Westermo wins Deutsche Bahn data transfer challenge

Westermo wins Deutsche Bahn data transfer challenge

Westermo has won Deutsche Bahn’s rail data transfer challenge programme. The mmWave system demonstrated multi-gigabit train-to-ground transfer under railway operating conditions.


Westermo, Eviden, and Blu Wireless have won Deutsche Bahn’s Rail Data Transfer Challenge with a wireless mmWave technology solution for moving large volumes of train data to ground infrastructure.

The consortium demonstrated multi-gigabit train-to-ground data transfer under real railway operating conditions, securing the highest ranking in the DB InfraGO challenge. The competition was organised through DB mindbox, Deutsche Bahn’s startup hub, and attracted 19 international submissions.

The process began with concept submissions before five teams were selected for virtual challenge days with Deutsche Bahn experts. Three teams then progressed to final on-site demonstrations in Minden, Germany, where systems were tested under comparable railway conditions. Westermo and Eviden emerged as winners based on performance and overall system approach.

The challenge was designed around a practical railway problem. Inspection trains can generate up to 10TB of data per day, stored locally on board. That data needs to be transferred to land-based systems during limited stabling windows so that it can be processed, analysed, and used for infrastructure monitoring and maintenance decisions.

The winning system combines multi-gigabit mmWave wireless technology, railway-grade networking capability, and data processing. mmWave communications can support high throughput over short distances, making the technology suitable for transferring large datasets while trains are stationary at depots or defined stabling locations.

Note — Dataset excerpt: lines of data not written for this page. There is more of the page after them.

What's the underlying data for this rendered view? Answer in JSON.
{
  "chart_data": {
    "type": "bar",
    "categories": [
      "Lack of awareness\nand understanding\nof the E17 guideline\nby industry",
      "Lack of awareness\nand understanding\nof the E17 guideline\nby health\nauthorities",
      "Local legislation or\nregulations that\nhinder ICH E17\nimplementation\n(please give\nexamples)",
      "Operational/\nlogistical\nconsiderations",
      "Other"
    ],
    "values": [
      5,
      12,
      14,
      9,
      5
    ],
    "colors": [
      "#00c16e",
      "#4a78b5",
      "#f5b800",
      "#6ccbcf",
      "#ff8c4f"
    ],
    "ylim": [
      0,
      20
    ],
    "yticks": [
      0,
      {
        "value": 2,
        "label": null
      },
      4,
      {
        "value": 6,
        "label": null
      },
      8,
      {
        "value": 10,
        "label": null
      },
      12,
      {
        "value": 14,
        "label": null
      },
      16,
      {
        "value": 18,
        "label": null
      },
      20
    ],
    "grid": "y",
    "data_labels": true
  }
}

Rail infrastructure is becoming more data intensive as operators expand condition monitoring, automated inspection, imaging, track geometry measurement, asset analytics, and predictive maintenance. The limiting factor is no longer only the volume of data collected, but the speed at which that data can be moved, processed, secured, and turned into usable maintenance information.

High-volume operational data is now a common constraint across engineering. Complex test engineering workflows increasingly rely on large MDF4 datasets and improved analysis platforms, while rail inspection adds the further challenge of moving terabytes of infrastructure data from vehicles into engineering systems inside short operating windows.

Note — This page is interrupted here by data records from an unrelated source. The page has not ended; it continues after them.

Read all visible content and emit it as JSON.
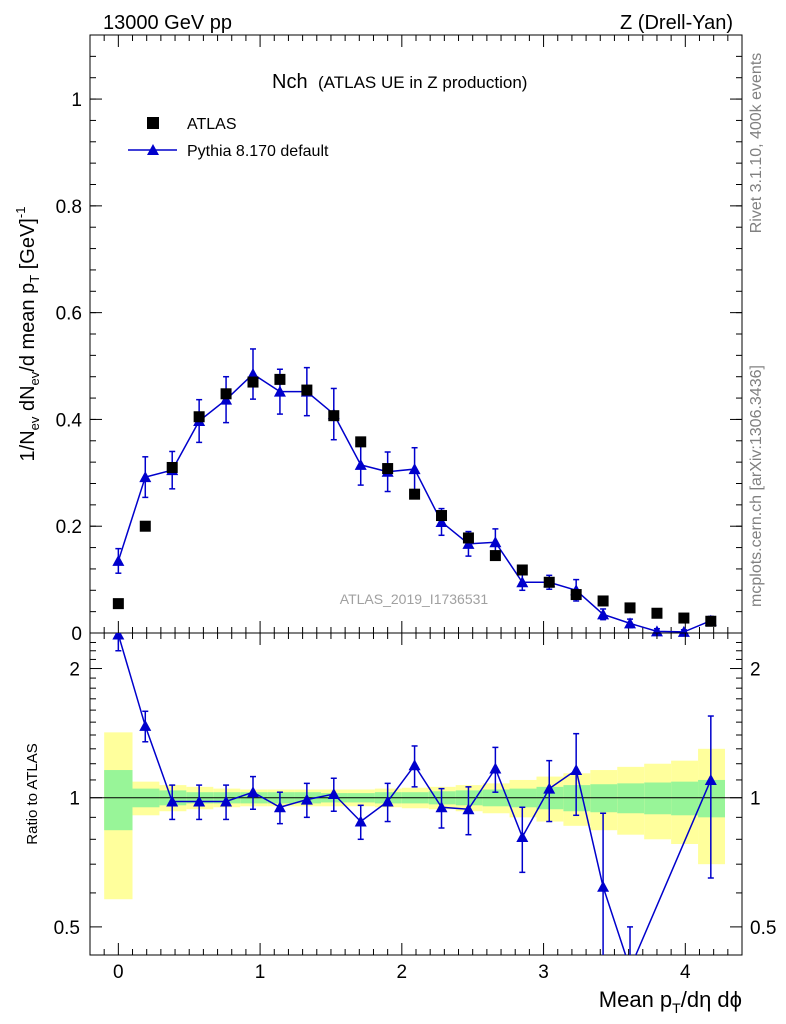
{
  "header": {
    "left": "13000 GeV pp",
    "right": "Z (Drell-Yan)"
  },
  "side_labels": {
    "rivet": "Rivet 3.1.10,  400k events",
    "mcplots": "mcplots.cern.ch [arXiv:1306.3436]"
  },
  "colors": {
    "mc": "#0000cc",
    "data": "#000000",
    "band_inner": "#98f598",
    "band_outer": "#ffff9c"
  },
  "chart_data": [
    {
      "type": "scatter",
      "panel": "main",
      "title_main": "Nch",
      "title_sub": "(ATLAS UE in Z production)",
      "watermark": "ATLAS_2019_I1736531",
      "xlabel": "Mean p_T/dη dϕ",
      "ylabel": "1/N_ev dN_ev/d mean p_T [GeV]^-1",
      "xlim": [
        -0.2,
        4.4
      ],
      "ylim": [
        0,
        1.12
      ],
      "y_ticks": [
        "0",
        "0.2",
        "0.4",
        "0.6",
        "0.8",
        "1"
      ],
      "legend_position": "top-left",
      "x": [
        0.0,
        0.19,
        0.38,
        0.57,
        0.76,
        0.95,
        1.14,
        1.33,
        1.52,
        1.71,
        1.9,
        2.09,
        2.28,
        2.47,
        2.66,
        2.85,
        3.04,
        3.23,
        3.42,
        3.61,
        3.8,
        3.99,
        4.18
      ],
      "series": [
        {
          "name": "ATLAS",
          "marker": "square",
          "values": [
            0.055,
            0.2,
            0.31,
            0.405,
            0.448,
            0.47,
            0.475,
            0.455,
            0.407,
            0.358,
            0.308,
            0.26,
            0.22,
            0.178,
            0.145,
            0.118,
            0.095,
            0.072,
            0.06,
            0.047,
            0.037,
            0.028,
            0.022
          ]
        },
        {
          "name": "Pythia 8.170 default",
          "marker": "triangle",
          "values": [
            0.135,
            0.292,
            0.305,
            0.397,
            0.437,
            0.485,
            0.452,
            0.452,
            0.41,
            0.315,
            0.302,
            0.307,
            0.208,
            0.167,
            0.17,
            0.095,
            0.095,
            0.08,
            0.035,
            0.018,
            0.003,
            0.002,
            0.023
          ],
          "errors": [
            0.023,
            0.038,
            0.035,
            0.04,
            0.043,
            0.047,
            0.042,
            0.045,
            0.048,
            0.038,
            0.037,
            0.04,
            0.025,
            0.023,
            0.025,
            0.015,
            0.013,
            0.02,
            0.01,
            0.008,
            0.005,
            0.004,
            0.008
          ]
        }
      ]
    },
    {
      "type": "line",
      "panel": "ratio",
      "ylabel": "Ratio to ATLAS",
      "xlabel": "Mean p_T/dη dϕ",
      "scale": "log",
      "ylim": [
        0.43,
        2.42
      ],
      "y_ticks": [
        "0.5",
        "1",
        "2"
      ],
      "x_ticks": [
        "0",
        "1",
        "2",
        "3",
        "4"
      ],
      "reference": 1,
      "bins_lo": [
        -0.1,
        0.1,
        0.29,
        0.48,
        0.67,
        0.86,
        1.05,
        1.24,
        1.43,
        1.62,
        1.81,
        2.0,
        2.19,
        2.38,
        2.57,
        2.76,
        2.95,
        3.14,
        3.33,
        3.52,
        3.71,
        3.9,
        4.09
      ],
      "bins_hi": [
        0.1,
        0.29,
        0.48,
        0.67,
        0.86,
        1.05,
        1.24,
        1.43,
        1.62,
        1.81,
        2.0,
        2.19,
        2.38,
        2.57,
        2.76,
        2.95,
        3.14,
        3.33,
        3.52,
        3.71,
        3.9,
        4.09,
        4.28
      ],
      "band_inner": [
        0.16,
        0.05,
        0.04,
        0.03,
        0.03,
        0.03,
        0.03,
        0.03,
        0.025,
        0.025,
        0.03,
        0.03,
        0.035,
        0.04,
        0.045,
        0.05,
        0.06,
        0.07,
        0.075,
        0.08,
        0.085,
        0.09,
        0.1
      ],
      "band_outer": [
        0.42,
        0.09,
        0.07,
        0.06,
        0.05,
        0.045,
        0.045,
        0.045,
        0.045,
        0.045,
        0.05,
        0.055,
        0.06,
        0.07,
        0.08,
        0.1,
        0.12,
        0.14,
        0.16,
        0.18,
        0.2,
        0.22,
        0.3
      ],
      "series": [
        {
          "name": "Pythia 8.170 default",
          "x": [
            0.0,
            0.19,
            0.38,
            0.57,
            0.76,
            0.95,
            1.14,
            1.33,
            1.52,
            1.71,
            1.9,
            2.09,
            2.28,
            2.47,
            2.66,
            2.85,
            3.04,
            3.23,
            3.42,
            3.61,
            4.18
          ],
          "values": [
            2.4,
            1.47,
            0.98,
            0.98,
            0.98,
            1.03,
            0.95,
            0.99,
            1.02,
            0.88,
            0.98,
            1.19,
            0.95,
            0.94,
            1.17,
            0.81,
            1.05,
            1.16,
            0.62,
            0.4,
            1.1
          ],
          "err_lo": [
            0.2,
            0.12,
            0.09,
            0.09,
            0.09,
            0.09,
            0.08,
            0.09,
            0.09,
            0.08,
            0.1,
            0.13,
            0.1,
            0.12,
            0.14,
            0.14,
            0.17,
            0.25,
            0.3,
            0.1,
            0.45
          ],
          "err_hi": [
            0.2,
            0.12,
            0.09,
            0.09,
            0.09,
            0.09,
            0.08,
            0.09,
            0.09,
            0.08,
            0.1,
            0.13,
            0.1,
            0.12,
            0.14,
            0.14,
            0.17,
            0.25,
            0.3,
            0.1,
            0.45
          ]
        }
      ]
    }
  ]
}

Traditional wireless transfer methods can struggle when data volumes reach multi-terabyte levels and transfer time is limited. Manual extraction, physical media handling, or slower network links add delay and operational friction. High-throughput train-to-ground transfer can reduce that bottleneck and bring inspection data into analysis systems sooner.

The engineering challenge is not only bandwidth. Railway environments create constraints around ruggedness, alignment, electromagnetic compatibility, safety, installation space, cybersecurity, and maintainability. Equipment must perform reliably around moving vehicles, metallic structures, variable weather, vibration, and operational procedures that leave little room for fragile systems.

mmWave systems also require careful design because high-frequency links are more sensitive to alignment, blockage, range, and environmental conditions than lower-frequency communications. Demonstrating the system under railway operating conditions therefore gives the consortium a stronger basis than a laboratory throughput figure alone.

Faster data transfer could support more frequent inspection, shorter analysis cycles, and more responsive maintenance. Track, overhead line, signalling, tunnel, bridge, and rolling stock data all become more valuable when they can be acted upon quickly. Delayed data can still support trend analysis, but rapid transfer improves the chance of identifying and prioritising emerging faults before they affect service.

The winning team will now have a route into further proof of concept work with Deutsche Bahn. Commercial deployment will depend on how the system integrates into depots, inspection train operations, data platforms, and maintenance workflows. A high-speed link is useful only if the surrounding data chain can ingest, process, secure, and distribute information at comparable speed.

Rail digitalisation is often discussed through signalling, passenger information, and traffic management. The Westermo-led project shows another layer: the physical transfer of inspection data from assets into engineering systems. As railways collect more information from infrastructure, moving that information reliably becomes part of the maintenance architecture.